New data has been presented demonstrating the potential of a test to reduce the incidence of patients with late-stage lung cancer at diagnosis, compared with standard clinical diagnosis.
The test used was the EarlyCDT Lung test which is the work of global immunodiagnostics group Oncimmune.
In a randomised controlled trial of 12,209 people in Scotland at high risk of developing lung cancer, it was shown that more people were diagnosed at an early stage of the disease in the two years after taking the test than those in the control arm who received standard clinical care.
The findings were presented at the 2019 World Conference on Lung Cancer in Barcelona.
The test works by detecting the presence of autoantibodies generated by the body’s immune system as a natural defence against cancer cells.
Lung cancer was chosen as the first target of the technology because it is the world’s leading cause of cancer-related death and is often detected at an advanced stage with approximately 85% of patients in the UK undiagnosed until the disease has spread to other parts of the body.
The ECLS trial is believed to be the largest randomised controlled trial for the detection of lung cancer using biomarkers conducted anywhere in the world.
Among those people who received the test and went on to develop lung cancer within the next two years, 41.1% were diagnosed at an early stage (stage 1&2) of the disease, compared with 26.8% among the control group subject to standard clinical practice.
This resulted in a 36% reduction in late stage presentation after 2 years of follow up in subjects randomised to the test.
The trial also showed a lower rate of deaths among people in the intervention arm of the trial after two years compared with people in the control group.
Lung cancer-specific deaths were also lower in the intervention group.
This suggests that the test followed by CT imaging could produce a mortality benefit, although the trial was not powered to demonstrate such a trend after two years.
The next step is to move to a larger population-based evaluation in up to 200,000 patients to assess the implications of diagnosis with the test on survival and mortality in a real-world setting.
Adam Hill, Chief Executive Officer of Oncimmune, commented: "We are thrilled that the ECLS trial has demonstrated so clearly the potential of our EarlyCDT technology platform to transform the way cancer is diagnosed.
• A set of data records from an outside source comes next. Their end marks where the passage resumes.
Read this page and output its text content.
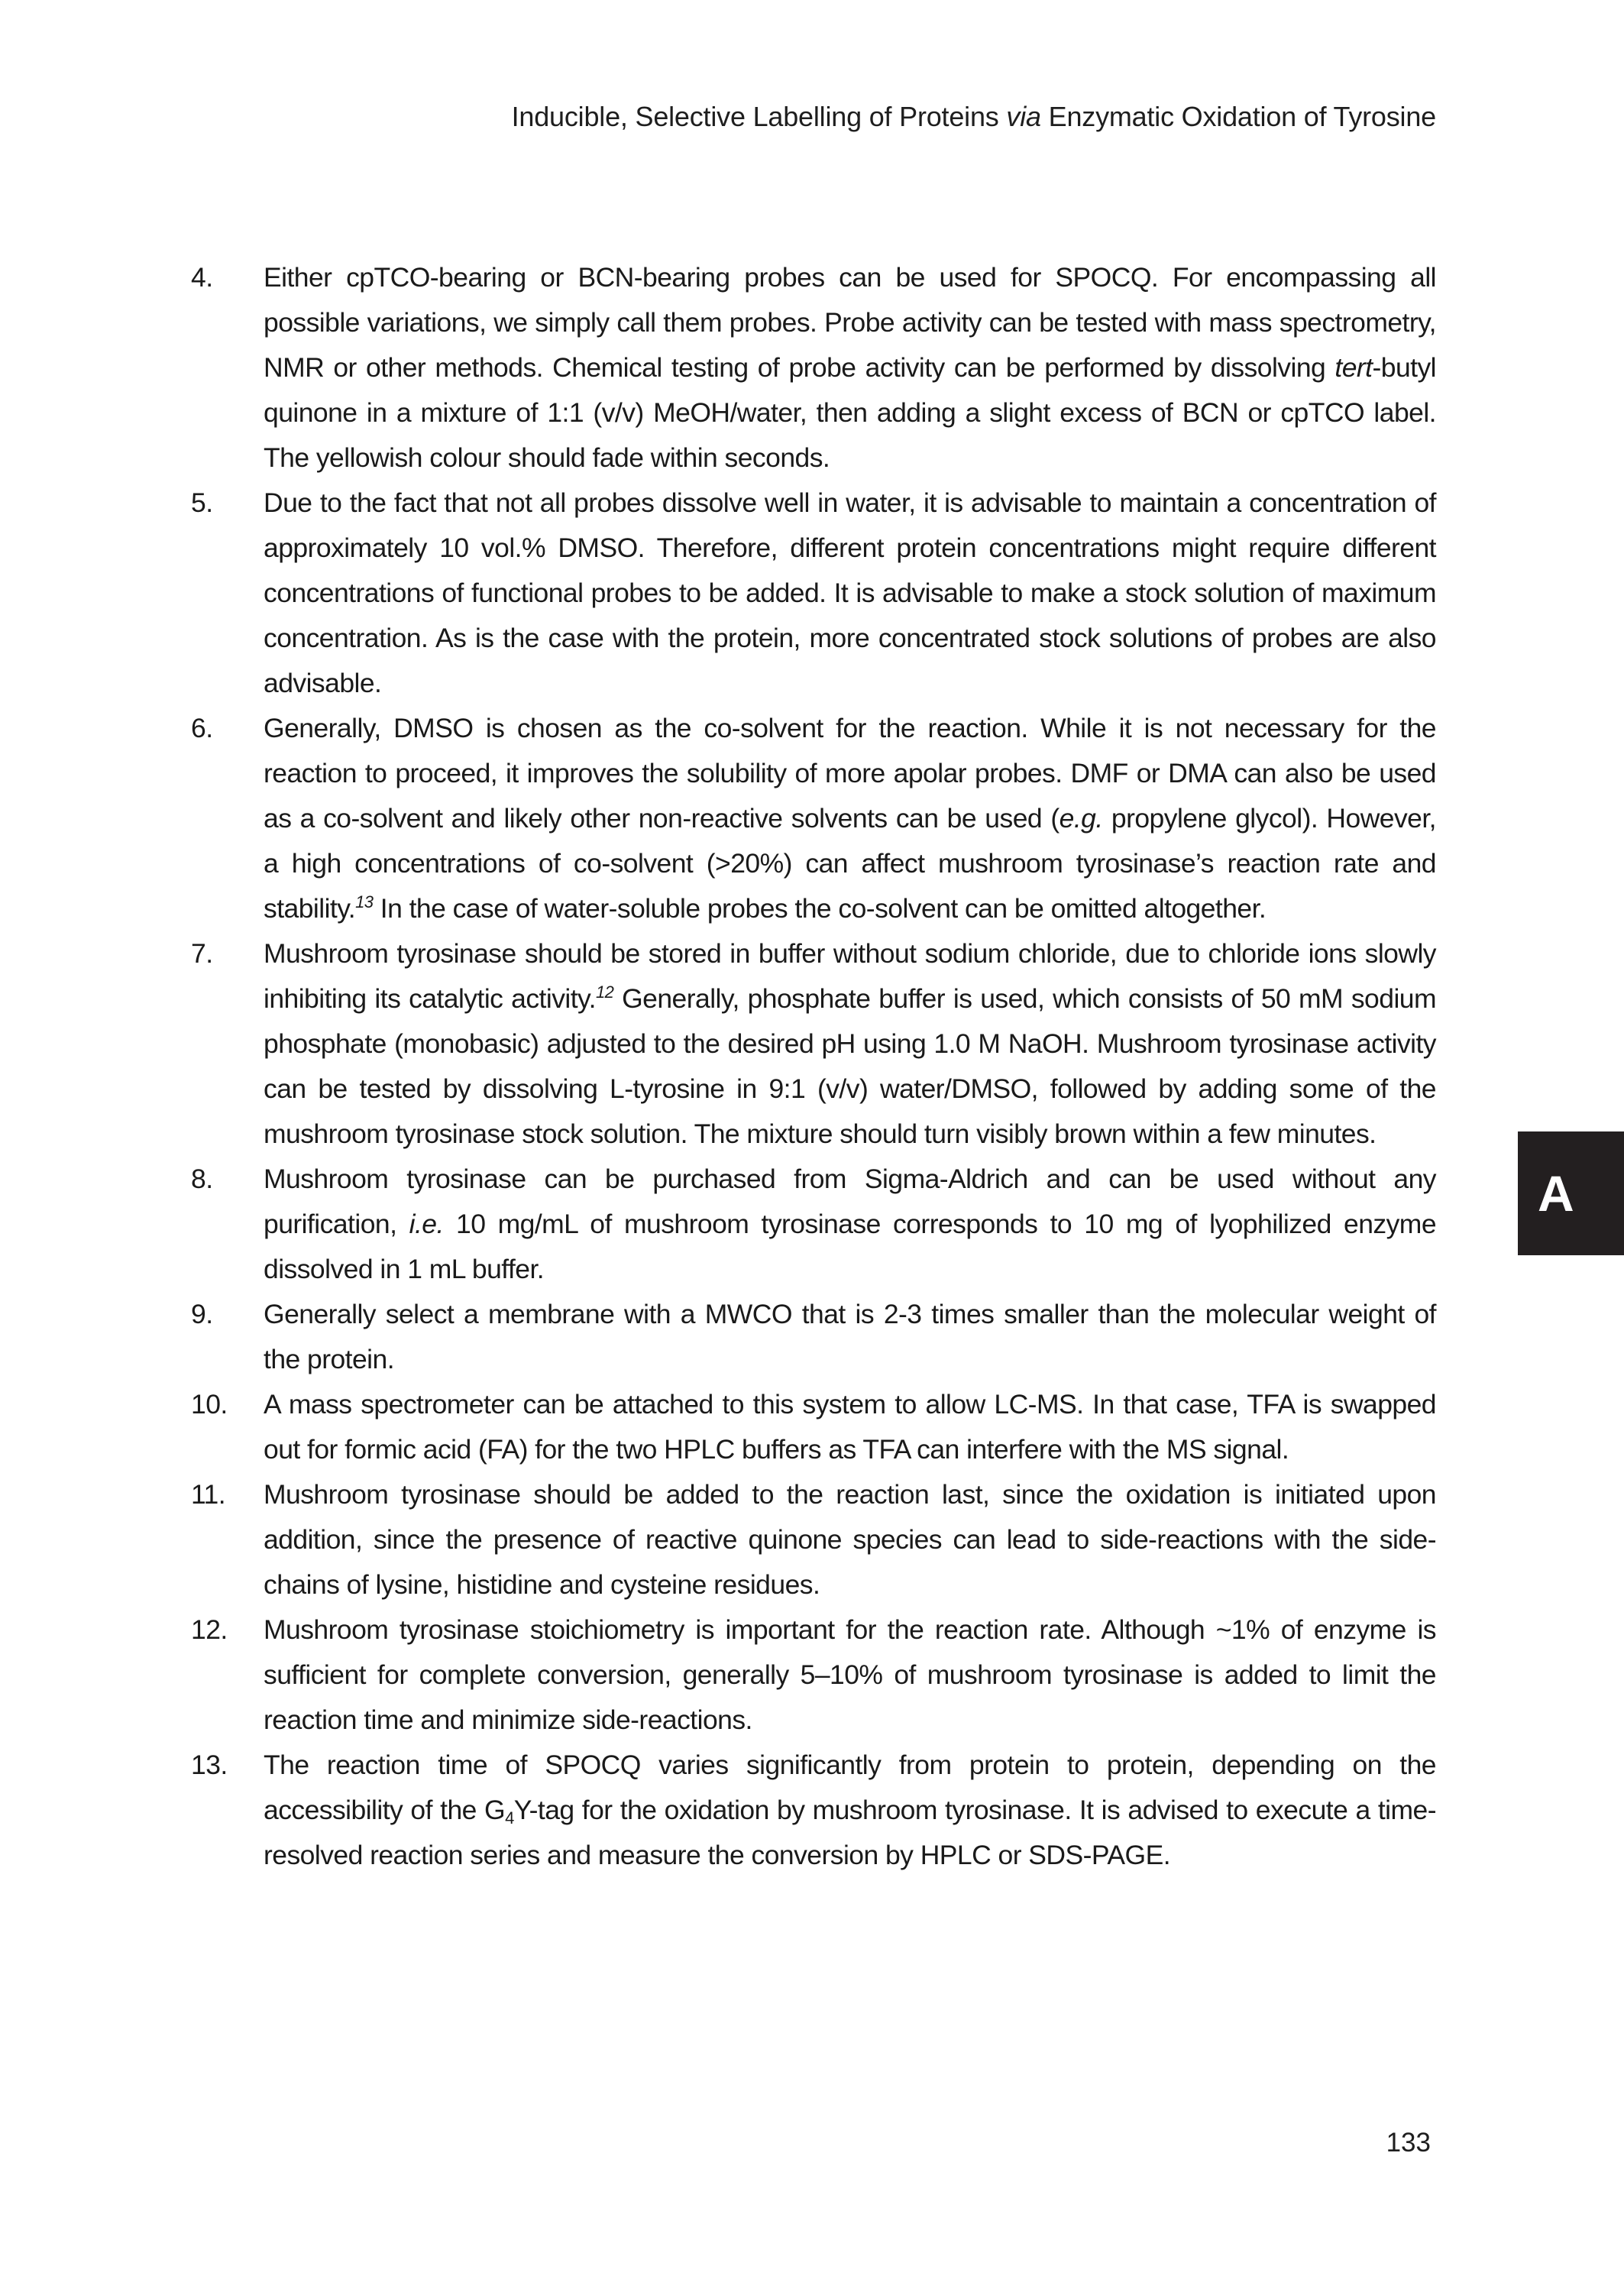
Inducible, Selective Labelling of Proteins via Enzymatic Oxidation of Tyrosine
4.	Either cpTCO-bearing or BCN-bearing probes can be used for SPOCQ. For encompassing all possible variations, we simply call them probes. Probe activity can be tested with mass spectrometry, NMR or other methods. Chemical testing of probe activity can be performed by dissolving tert-butyl quinone in a mixture of 1:1 (v/v) MeOH/water, then adding a slight excess of BCN or cpTCO label. The yellowish colour should fade within seconds.
5.	Due to the fact that not all probes dissolve well in water, it is advisable to maintain a concentration of approximately 10 vol.% DMSO. Therefore, different protein concentrations might require different concentrations of functional probes to be added. It is advisable to make a stock solution of maximum concentration. As is the case with the protein, more concentrated stock solutions of probes are also advisable.
6.	Generally, DMSO is chosen as the co-solvent for the reaction. While it is not necessary for the reaction to proceed, it improves the solubility of more apolar probes. DMF or DMA can also be used as a co-solvent and likely other non-reactive solvents can be used (e.g. propylene glycol). However, a high concentrations of co-solvent (>20%) can affect mushroom tyrosinase’s reaction rate and stability.$^{13}$ In the case of water-soluble probes the co-solvent can be omitted altogether.
7.	Mushroom tyrosinase should be stored in buffer without sodium chloride, due to chloride ions slowly inhibiting its catalytic activity.$^{12}$ Generally, phosphate buffer is used, which consists of 50 mM sodium phosphate (monobasic) adjusted to the desired pH using 1.0 M NaOH. Mushroom tyrosinase activity can be tested by dissolving L-tyrosine in 9:1 (v/v) water/DMSO, followed by adding some of the mushroom tyrosinase stock solution. The mixture should turn visibly brown within a few minutes.
8.	Mushroom tyrosinase can be purchased from Sigma-Aldrich and can be used without any purification, i.e. 10 mg/mL of mushroom tyrosinase corresponds to 10 mg of lyophilized enzyme dissolved in 1 mL buffer.
9.	Generally select a membrane with a MWCO that is 2-3 times smaller than the molecular weight of the protein.
10.	A mass spectrometer can be attached to this system to allow LC-MS. In that case, TFA is swapped out for formic acid (FA) for the two HPLC buffers as TFA can interfere with the MS signal.
11.	Mushroom tyrosinase should be added to the reaction last, since the oxidation is initiated upon addition, since the presence of reactive quinone species can lead to side-reactions with the side-chains of lysine, histidine and cysteine residues.
12.	Mushroom tyrosinase stoichiometry is important for the reaction rate. Although ~1% of enzyme is sufficient for complete conversion, generally 5–10% of mushroom tyrosinase is added to limit the reaction time and minimize side-reactions.
13.	The reaction time of SPOCQ varies significantly from protein to protein, depending on the accessibility of the $G_4Y$-tag for the oxidation by mushroom tyrosinase. It is advised to execute a time-resolved reaction series and measure the conversion by HPLC or SDS-PAGE.
A
133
We look forward to working with health authorities in Scotland and beyond to roll out EarlyCDT Lung more widely, with the aim of saving lives and reducing costs for the NHS and other healthcare systems around the world. Meanwhile, we are continuing to test our technology on other forms of cancer, including liver, ovarian, breast and prostate, in pursuit of our ambition to build the leading immunodiagnostic platform in the field of oncology."
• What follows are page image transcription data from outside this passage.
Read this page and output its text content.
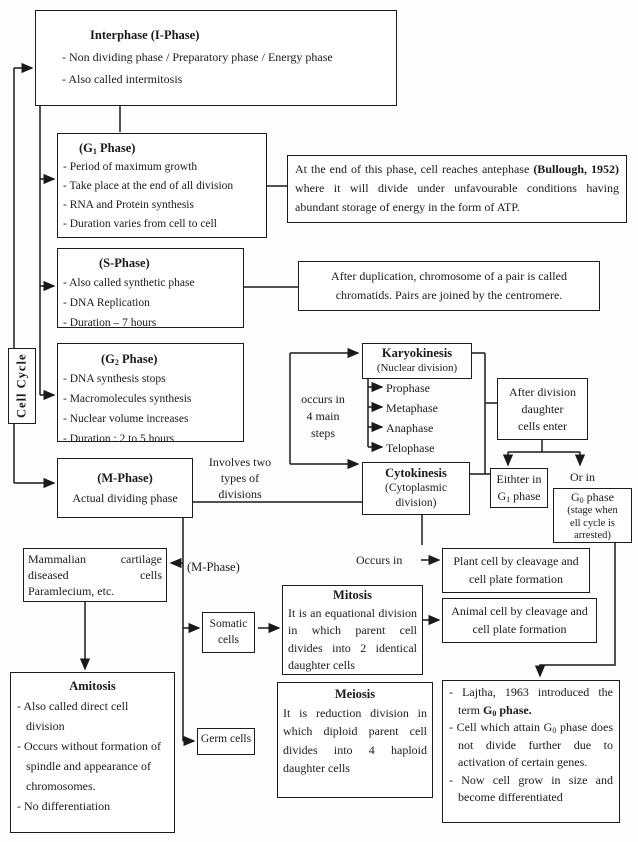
Interphase (I-Phase)
- Non dividing phase / Preparatory phase / Energy phase
- Also called intermitosis
($G_1$ Phase)
- Period of maximum growth
- Take place at the end of all division
- RNA and Protein synthesis
- Duration varies from cell to cell
At the end of this phase, cell reaches antephase (Bullough, 1952) where it will divide under unfavourable conditions having abundant storage of energy in the form of ATP.
(S-Phase)
- Also called synthetic phase
- DNA Replication
- Duration – 7 hours
After duplication, chromosome of a pair is called chromatids. Pairs are joined by the centromere.
($G_2$ Phase)
- DNA synthesis stops
- Macromolecules synthesis
- Nuclear volume increases
- Duration : 2 to 5 hours
occurs in
4 main
steps
Karyokinesis
(Nuclear division)
Prophase
Metaphase
Anaphase
Telophase
Cytokinesis
(Cytoplasmic
division)
After division
daughter
cells enter
Eithter in
$G_1$ phase
Or in
$G_0$ phase
(stage when
ell cycle is
arrested)
(M-Phase)
Actual dividing phase
Involves two
types of
divisions
Mammalian cartilage diseased cells Paramlecium, etc.
(M-Phase)
Somatic
cells
Mitosis
It is an equational division in which parent cell divides into 2 identical daughter cells
Occurs in	Plant cell by cleavage and cell plate formation
Animal cell by cleavage and cell plate formation
Amitosis
- Also called direct cell division
- Occurs without formation of spindle and appearance of chromosomes.
- No differentiation
Germ cells
Meiosis
It is reduction division in which diploid parent cell divides into 4 haploid daughter cells
- Lajtha, 1963 introduced the term $G_0$ phase.
- Cell which attain $G_0$ phase does not divide further due to activation of certain genes.
- Now cell grow in size and become differentiated
Cell Cycle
Professor Frank Sullivan, Professor of Primary Care Medicine at the University of St. Andrews, the Chief Investigator for the ECLS trial, commented: "These landmark findings are likely to have globally significant implications for the early detection of lung cancer by showing how a simple blood test, followed by CT scans, is able to increase the number of patients diagnosed at an earlier stage of the disease, when surgery is still possible and prospects for survival much higher."